Cast a line and try your hand at fly fishing in Lake Estes or the Big Thompson River, or take your camera and keep an eye out for one of the many bird species you might see flying above. Bring your clubs and take a swing at the Estes Park 18-Hole Course or the Lake Estes Executive 9-Hole Course.
Whether you want to set out on your own or take a guided excursion with a local outfitter, there’s something for just about everyone in the family here.
5. It’s the Shoulder Season But Not Quite the Offseason
From June until September, it’s peak visitor season for RMNP and Estes Park. After that, things settle down a little bit.
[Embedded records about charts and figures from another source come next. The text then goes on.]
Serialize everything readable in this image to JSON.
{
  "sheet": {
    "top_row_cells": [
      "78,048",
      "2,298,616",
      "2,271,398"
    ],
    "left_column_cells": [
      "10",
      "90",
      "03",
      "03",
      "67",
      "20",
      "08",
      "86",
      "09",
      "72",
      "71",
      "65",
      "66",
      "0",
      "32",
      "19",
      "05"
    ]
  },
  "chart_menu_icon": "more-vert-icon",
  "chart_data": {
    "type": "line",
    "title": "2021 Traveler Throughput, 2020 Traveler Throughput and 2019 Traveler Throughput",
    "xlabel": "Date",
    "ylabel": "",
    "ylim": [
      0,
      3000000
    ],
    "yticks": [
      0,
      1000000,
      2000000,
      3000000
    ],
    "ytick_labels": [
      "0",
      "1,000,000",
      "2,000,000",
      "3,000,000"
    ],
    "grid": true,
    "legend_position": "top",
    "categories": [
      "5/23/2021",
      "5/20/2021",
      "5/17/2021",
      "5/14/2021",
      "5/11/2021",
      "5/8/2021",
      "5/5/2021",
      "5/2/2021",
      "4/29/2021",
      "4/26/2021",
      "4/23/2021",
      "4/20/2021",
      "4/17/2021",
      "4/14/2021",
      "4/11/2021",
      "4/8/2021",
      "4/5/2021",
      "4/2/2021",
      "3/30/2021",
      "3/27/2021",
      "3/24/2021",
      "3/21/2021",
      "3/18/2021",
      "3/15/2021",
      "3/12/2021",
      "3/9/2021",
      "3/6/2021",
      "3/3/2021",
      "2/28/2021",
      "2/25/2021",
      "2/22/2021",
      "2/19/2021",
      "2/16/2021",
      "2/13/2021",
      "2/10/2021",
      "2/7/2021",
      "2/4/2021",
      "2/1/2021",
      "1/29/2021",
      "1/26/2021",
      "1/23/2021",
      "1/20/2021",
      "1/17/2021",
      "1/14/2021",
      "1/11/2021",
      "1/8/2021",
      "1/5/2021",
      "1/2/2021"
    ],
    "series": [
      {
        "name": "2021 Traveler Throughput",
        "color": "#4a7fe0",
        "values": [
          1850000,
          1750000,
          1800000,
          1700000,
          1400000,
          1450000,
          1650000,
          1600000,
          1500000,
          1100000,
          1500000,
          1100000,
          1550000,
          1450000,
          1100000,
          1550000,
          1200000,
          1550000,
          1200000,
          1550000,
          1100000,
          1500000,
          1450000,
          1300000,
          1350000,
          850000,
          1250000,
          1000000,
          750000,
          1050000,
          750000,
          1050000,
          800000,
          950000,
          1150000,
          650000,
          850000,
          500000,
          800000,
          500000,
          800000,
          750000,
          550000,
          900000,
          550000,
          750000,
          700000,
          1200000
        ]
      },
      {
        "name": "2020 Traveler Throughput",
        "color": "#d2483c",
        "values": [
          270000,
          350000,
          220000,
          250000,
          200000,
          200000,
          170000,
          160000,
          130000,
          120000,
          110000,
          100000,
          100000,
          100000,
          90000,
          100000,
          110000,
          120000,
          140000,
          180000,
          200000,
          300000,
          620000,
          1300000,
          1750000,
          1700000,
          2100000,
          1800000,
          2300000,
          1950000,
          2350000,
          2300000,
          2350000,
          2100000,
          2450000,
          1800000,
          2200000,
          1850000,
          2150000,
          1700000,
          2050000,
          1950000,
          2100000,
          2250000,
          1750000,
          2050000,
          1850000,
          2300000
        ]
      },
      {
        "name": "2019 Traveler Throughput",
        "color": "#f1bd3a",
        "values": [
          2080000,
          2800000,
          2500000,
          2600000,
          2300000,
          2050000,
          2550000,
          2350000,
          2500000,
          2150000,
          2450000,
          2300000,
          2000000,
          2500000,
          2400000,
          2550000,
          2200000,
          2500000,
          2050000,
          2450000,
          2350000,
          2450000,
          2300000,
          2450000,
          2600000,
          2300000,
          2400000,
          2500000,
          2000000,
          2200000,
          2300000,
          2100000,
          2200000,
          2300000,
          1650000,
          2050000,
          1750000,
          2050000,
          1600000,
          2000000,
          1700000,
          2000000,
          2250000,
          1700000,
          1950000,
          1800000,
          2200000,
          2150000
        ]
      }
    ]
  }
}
You will find less traffic on the trails, fewer people in the restaurants and shops, and there is more room availability in hotels and B&Bs. Many stores start to shorten their hours, but there are still plenty of people around.
We’re not saying you’ll have the town all to yourself, but there’s definitely a different pace once fall really settles in.
6. See the First Wave of Winter
Fall is followed very closely by winter in Estes Park, and often times, the seasons collide. Elk bugling and golden aspen leaves flutter among falling snow- giving a sneak peek at the season to follow. As always, pack some layers and maybe throw in gloves and a hat too.